Release flow
Deployments
Deployments move source code into a site release while preserving logs, selected run details, webhook state, and release history.
What deployments do
Deployments move source code into a site release while preserving status, logs, selected run details, webhook state, and release history. A deployment should be treated as an operational record, not just a command that ran once.
Before deploying
- Confirm the source provider is connected and synced.
- Review the repository, branch, tag, deploy key, and webhook settings.
- Check the deployment script for dependency installs, cache commands, migrations, and release activation.
- Make sure backup and rollback expectations are clear for production sites.
Typical workflow
- Connect GitHub or GitLab.
- Attach the repository and branch to the site.
- Review the deployment script and environment values.

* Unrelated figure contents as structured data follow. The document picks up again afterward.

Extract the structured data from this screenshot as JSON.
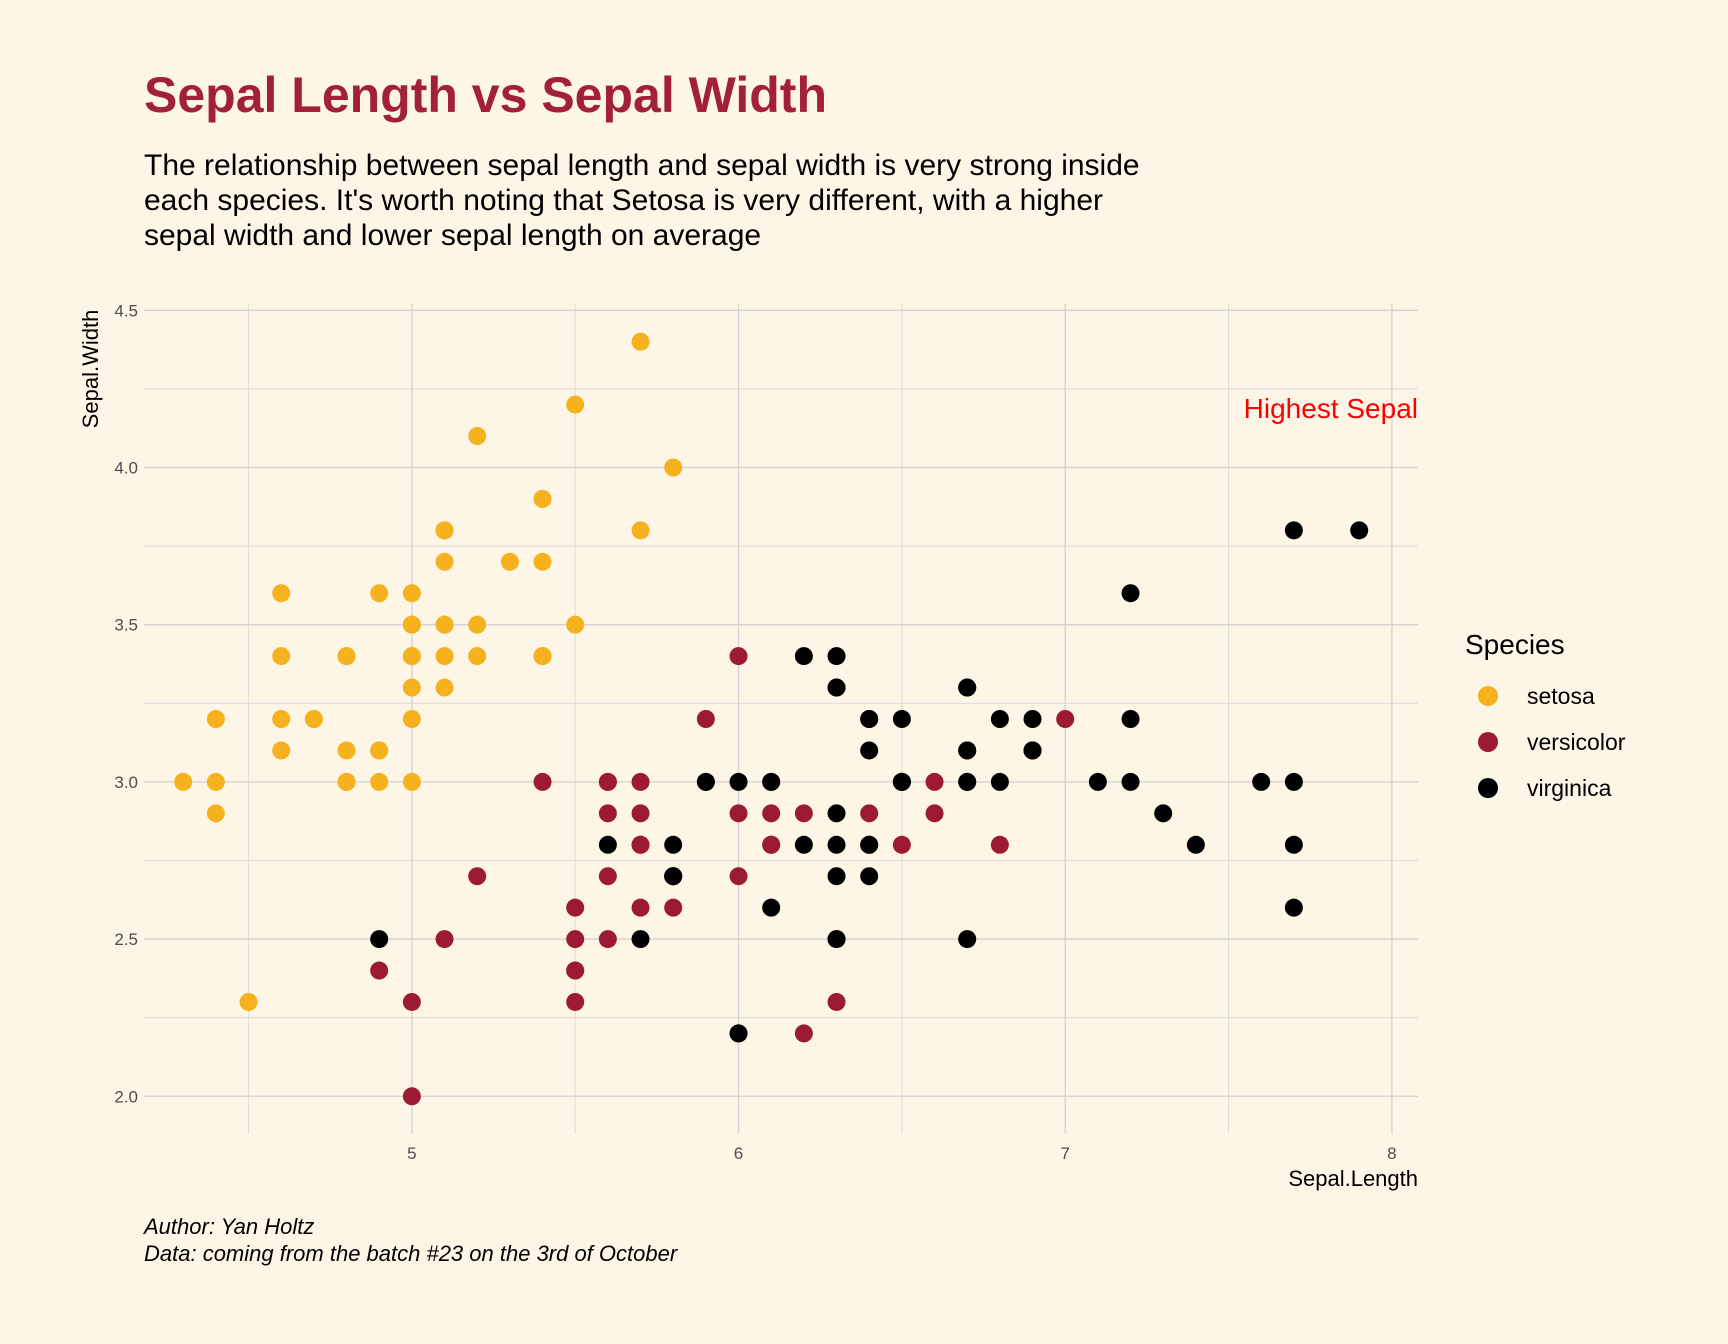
{
  "title": "Sepal Length vs Sepal Width",
  "subtitle_lines": [
    "The relationship between sepal length and sepal width is very strong inside",
    "each species. It's worth noting that Setosa is very different, with a higher",
    "sepal width and lower sepal length on average"
  ],
  "caption_lines": [
    "Author: Yan Holtz",
    "Data: coming from the batch #23 on the 3rd of October"
  ],
  "annotation": {
    "text": "Highest Sepal",
    "color": "#ff0000"
  },
  "chart_data": {
    "type": "scatter",
    "xlabel": "Sepal.Length",
    "ylabel": "Sepal.Width",
    "xlim": [
      4.18,
      8.08
    ],
    "ylim": [
      1.88,
      4.52
    ],
    "x_ticks": [
      5,
      6,
      7,
      8
    ],
    "y_ticks": [
      2.0,
      2.5,
      3.0,
      3.5,
      4.0,
      4.5
    ],
    "x_tick_labels": [
      "5",
      "6",
      "7",
      "8"
    ],
    "y_tick_labels": [
      "2.0",
      "2.5",
      "3.0",
      "3.5",
      "4.0",
      "4.5"
    ],
    "grid": true,
    "legend": {
      "title": "Species",
      "position": "right"
    },
    "series": [
      {
        "name": "setosa",
        "color": "#f5b21e",
        "points": [
          [
            5.1,
            3.5
          ],
          [
            4.9,
            3.0
          ],
          [
            4.7,
            3.2
          ],
          [
            4.6,
            3.1
          ],
          [
            5.0,
            3.6
          ],
          [
            5.4,
            3.9
          ],
          [
            4.6,
            3.4
          ],
          [
            5.0,
            3.4
          ],
          [
            4.4,
            2.9
          ],
          [
            4.9,
            3.1
          ],
          [
            5.4,
            3.7
          ],
          [
            4.8,
            3.4
          ],
          [
            4.8,
            3.0
          ],
          [
            4.3,
            3.0
          ],
          [
            5.8,
            4.0
          ],
          [
            5.7,
            4.4
          ],
          [
            5.4,
            3.9
          ],
          [
            5.1,
            3.5
          ],
          [
            5.7,
            3.8
          ],
          [
            5.1,
            3.8
          ],
          [
            5.4,
            3.4
          ],
          [
            5.1,
            3.7
          ],
          [
            4.6,
            3.6
          ],
          [
            5.1,
            3.3
          ],
          [
            4.8,
            3.4
          ],
          [
            5.0,
            3.0
          ],
          [
            5.0,
            3.4
          ],
          [
            5.2,
            3.5
          ],
          [
            5.2,
            3.4
          ],
          [
            4.7,
            3.2
          ],
          [
            4.8,
            3.1
          ],
          [
            5.4,
            3.4
          ],
          [
            5.2,
            4.1
          ],
          [
            5.5,
            4.2
          ],
          [
            4.9,
            3.1
          ],
          [
            5.0,
            3.2
          ],
          [
            5.5,
            3.5
          ],
          [
            4.9,
            3.6
          ],
          [
            4.4,
            3.0
          ],
          [
            5.1,
            3.4
          ],
          [
            5.0,
            3.5
          ],
          [
            4.5,
            2.3
          ],
          [
            4.4,
            3.2
          ],
          [
            5.0,
            3.5
          ],
          [
            5.1,
            3.8
          ],
          [
            4.8,
            3.0
          ],
          [
            5.1,
            3.8
          ],
          [
            4.6,
            3.2
          ],
          [
            5.3,
            3.7
          ],
          [
            5.0,
            3.3
          ]
        ]
      },
      {
        "name": "versicolor",
        "color": "#9c1b33",
        "points": [
          [
            7.0,
            3.2
          ],
          [
            6.4,
            3.2
          ],
          [
            6.9,
            3.1
          ],
          [
            5.5,
            2.3
          ],
          [
            6.5,
            2.8
          ],
          [
            5.7,
            2.8
          ],
          [
            6.3,
            3.3
          ],
          [
            4.9,
            2.4
          ],
          [
            6.6,
            2.9
          ],
          [
            5.2,
            2.7
          ],
          [
            5.0,
            2.0
          ],
          [
            5.9,
            3.0
          ],
          [
            6.0,
            2.2
          ],
          [
            6.1,
            2.9
          ],
          [
            5.6,
            2.9
          ],
          [
            6.7,
            3.1
          ],
          [
            5.6,
            3.0
          ],
          [
            5.8,
            2.7
          ],
          [
            6.2,
            2.2
          ],
          [
            5.6,
            2.5
          ],
          [
            5.9,
            3.2
          ],
          [
            6.1,
            2.8
          ],
          [
            6.3,
            2.5
          ],
          [
            6.1,
            2.8
          ],
          [
            6.4,
            2.9
          ],
          [
            6.6,
            3.0
          ],
          [
            6.8,
            2.8
          ],
          [
            6.7,
            3.0
          ],
          [
            6.0,
            2.9
          ],
          [
            5.7,
            2.6
          ],
          [
            5.5,
            2.4
          ],
          [
            5.5,
            2.4
          ],
          [
            5.8,
            2.7
          ],
          [
            6.0,
            2.7
          ],
          [
            5.4,
            3.0
          ],
          [
            6.0,
            3.4
          ],
          [
            6.7,
            3.1
          ],
          [
            6.3,
            2.3
          ],
          [
            5.6,
            3.0
          ],
          [
            5.5,
            2.5
          ],
          [
            5.5,
            2.6
          ],
          [
            6.1,
            3.0
          ],
          [
            5.8,
            2.6
          ],
          [
            5.0,
            2.3
          ],
          [
            5.6,
            2.7
          ],
          [
            5.7,
            3.0
          ],
          [
            5.7,
            2.9
          ],
          [
            6.2,
            2.9
          ],
          [
            5.1,
            2.5
          ],
          [
            5.7,
            2.8
          ]
        ]
      },
      {
        "name": "virginica",
        "color": "#000000",
        "points": [
          [
            6.3,
            3.3
          ],
          [
            5.8,
            2.7
          ],
          [
            7.1,
            3.0
          ],
          [
            6.3,
            2.9
          ],
          [
            6.5,
            3.0
          ],
          [
            7.6,
            3.0
          ],
          [
            4.9,
            2.5
          ],
          [
            7.3,
            2.9
          ],
          [
            6.7,
            2.5
          ],
          [
            7.2,
            3.6
          ],
          [
            6.5,
            3.2
          ],
          [
            6.4,
            2.7
          ],
          [
            6.8,
            3.0
          ],
          [
            5.7,
            2.5
          ],
          [
            5.8,
            2.8
          ],
          [
            6.4,
            3.2
          ],
          [
            6.5,
            3.0
          ],
          [
            7.7,
            3.8
          ],
          [
            7.7,
            2.6
          ],
          [
            6.0,
            2.2
          ],
          [
            6.9,
            3.2
          ],
          [
            5.6,
            2.8
          ],
          [
            7.7,
            2.8
          ],
          [
            6.3,
            2.7
          ],
          [
            6.7,
            3.3
          ],
          [
            7.2,
            3.2
          ],
          [
            6.2,
            2.8
          ],
          [
            6.1,
            3.0
          ],
          [
            6.4,
            2.8
          ],
          [
            7.2,
            3.0
          ],
          [
            7.4,
            2.8
          ],
          [
            7.9,
            3.8
          ],
          [
            6.4,
            2.8
          ],
          [
            6.3,
            2.8
          ],
          [
            6.1,
            2.6
          ],
          [
            7.7,
            3.0
          ],
          [
            6.3,
            3.4
          ],
          [
            6.4,
            3.1
          ],
          [
            6.0,
            3.0
          ],
          [
            6.9,
            3.1
          ],
          [
            6.7,
            3.1
          ],
          [
            6.9,
            3.1
          ],
          [
            5.8,
            2.7
          ],
          [
            6.8,
            3.2
          ],
          [
            6.7,
            3.3
          ],
          [
            6.7,
            3.0
          ],
          [
            6.3,
            2.5
          ],
          [
            6.5,
            3.0
          ],
          [
            6.2,
            3.4
          ],
          [
            5.9,
            3.0
          ]
        ]
      }
    ]
  }
}
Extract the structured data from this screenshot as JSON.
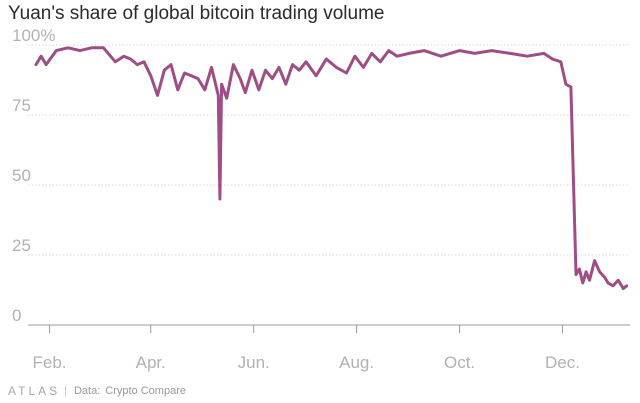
{
  "chart_data": {
    "type": "line",
    "title": "Yuan's share of global bitcoin trading volume",
    "xlabel": "",
    "ylabel": "",
    "ylim": [
      0,
      100
    ],
    "y_ticks": [
      {
        "value": 0,
        "label": "0"
      },
      {
        "value": 25,
        "label": "25"
      },
      {
        "value": 50,
        "label": "50"
      },
      {
        "value": 75,
        "label": "75"
      },
      {
        "value": 100,
        "label": "100%"
      }
    ],
    "x_ticks": [
      "Feb.",
      "Apr.",
      "Jun.",
      "Aug.",
      "Oct.",
      "Dec."
    ],
    "x_range": [
      "2016-01-24",
      "2017-01-10"
    ],
    "grid": true,
    "line_color": "#a04d85",
    "series": [
      {
        "x": [
          "2016-01-24",
          "2016-01-27",
          "2016-01-30",
          "2016-02-05",
          "2016-02-12",
          "2016-02-19",
          "2016-02-26",
          "2016-03-04",
          "2016-03-11",
          "2016-03-16",
          "2016-03-20",
          "2016-03-24",
          "2016-03-28",
          "2016-04-01",
          "2016-04-05",
          "2016-04-09",
          "2016-04-13",
          "2016-04-17",
          "2016-04-21",
          "2016-04-25",
          "2016-04-29",
          "2016-05-03",
          "2016-05-07",
          "2016-05-11",
          "2016-05-12",
          "2016-05-13",
          "2016-05-16",
          "2016-05-20",
          "2016-05-24",
          "2016-05-27",
          "2016-05-31",
          "2016-06-04",
          "2016-06-08",
          "2016-06-12",
          "2016-06-16",
          "2016-06-20",
          "2016-06-24",
          "2016-06-28",
          "2016-07-02",
          "2016-07-08",
          "2016-07-14",
          "2016-07-20",
          "2016-07-26",
          "2016-07-31",
          "2016-08-05",
          "2016-08-10",
          "2016-08-15",
          "2016-08-20",
          "2016-08-25",
          "2016-09-01",
          "2016-09-10",
          "2016-09-20",
          "2016-10-01",
          "2016-10-10",
          "2016-10-20",
          "2016-10-31",
          "2016-11-10",
          "2016-11-20",
          "2016-11-25",
          "2016-11-30",
          "2016-12-03",
          "2016-12-06",
          "2016-12-09",
          "2016-12-11",
          "2016-12-13",
          "2016-12-15",
          "2016-12-17",
          "2016-12-20",
          "2016-12-23",
          "2016-12-26",
          "2016-12-28",
          "2016-12-31",
          "2017-01-03",
          "2017-01-06",
          "2017-01-08"
        ],
        "values": [
          93,
          96,
          93,
          98,
          99,
          98,
          99,
          99,
          94,
          96,
          95,
          93,
          94,
          89,
          82,
          91,
          93,
          84,
          90,
          89,
          88,
          84,
          92,
          82,
          45,
          86,
          81,
          93,
          88,
          83,
          91,
          84,
          91,
          88,
          92,
          86,
          93,
          91,
          94,
          89,
          95,
          92,
          90,
          96,
          92,
          97,
          94,
          98,
          96,
          97,
          98,
          96,
          98,
          97,
          98,
          97,
          96,
          97,
          95,
          94,
          86,
          85,
          18,
          20,
          15,
          19,
          16,
          23,
          19,
          17,
          15,
          14,
          16,
          13,
          14
        ]
      }
    ]
  },
  "footer": {
    "brand": "ATLAS",
    "separator": "|",
    "data_label": "Data:",
    "source": "Crypto Compare"
  }
}
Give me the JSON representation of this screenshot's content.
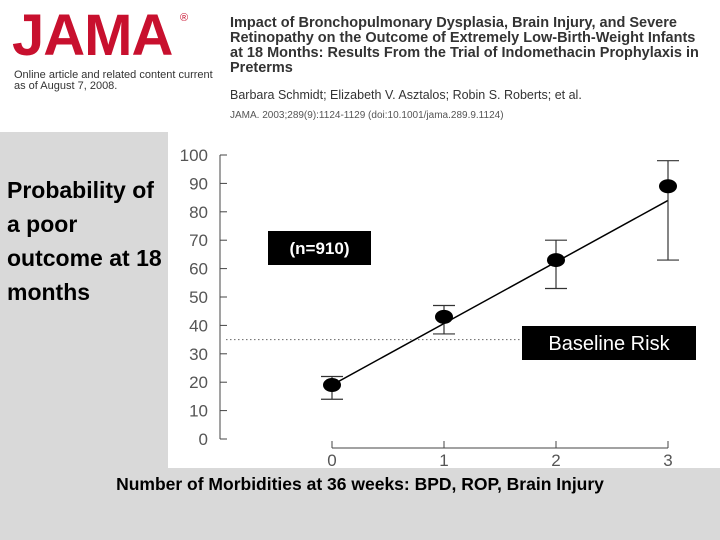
{
  "header": {
    "logo_text": "JAMA",
    "registered": "®",
    "online_note": "Online article and related content current as of August 7, 2008.",
    "article_title": "Impact of Bronchopulmonary Dysplasia, Brain Injury, and Severe Retinopathy on the Outcome of Extremely Low-Birth-Weight Infants at 18 Months: Results From the Trial of Indomethacin Prophylaxis in Preterms",
    "authors": "Barbara Schmidt; Elizabeth V. Asztalos; Robin S. Roberts; et al.",
    "citation": "JAMA. 2003;289(9):1124-1129 (doi:10.1001/jama.289.9.1124)"
  },
  "colors": {
    "logo": "#c8102e",
    "annotation_box": "#000000",
    "annotation_text": "#ffffff",
    "slide_background": "#d9d9d9"
  },
  "chart_data": {
    "type": "scatter",
    "ylabel": "Probability of a poor outcome at 18 months",
    "xlabel": "Number of Morbidities at 36 weeks: BPD, ROP, Brain Injury",
    "x_ticks": [
      "0",
      "1",
      "2",
      "3"
    ],
    "y_ticks": [
      "0",
      "10",
      "20",
      "30",
      "40",
      "50",
      "60",
      "70",
      "80",
      "90",
      "100"
    ],
    "ylim": [
      0,
      100
    ],
    "xlim": [
      -0.5,
      3.05
    ],
    "points": [
      {
        "x": 0,
        "y": 19,
        "lower": 14,
        "upper": 22
      },
      {
        "x": 1,
        "y": 43,
        "lower": 37,
        "upper": 47
      },
      {
        "x": 2,
        "y": 63,
        "lower": 53,
        "upper": 70
      },
      {
        "x": 3,
        "y": 89,
        "lower": 63,
        "upper": 98
      }
    ],
    "fit_line": [
      {
        "x": 0,
        "y": 19
      },
      {
        "x": 3,
        "y": 84
      }
    ],
    "baseline": {
      "y": 35,
      "label": "Baseline Risk"
    },
    "sample_label": "(n=910)",
    "grid": false
  }
}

- Run a manual deployment or enable push-to-deploy.
- Inspect the deployment result, duration, output, and selected run details.
Checks before enabling push-to-deploy
- The manual deployment path works first.
- The deploy key can read the repository.
- Webhooks are attached to the expected branch.
- The deployment script is safe for production.
- Notifications are routed to the right team destination.
Common issues
- A deploy fails because the deploy key is missing or stale.
- A migration runs without a backup plan.
- Push-to-deploy is enabled on the wrong branch.
- Failed deployments are retried without reading the output.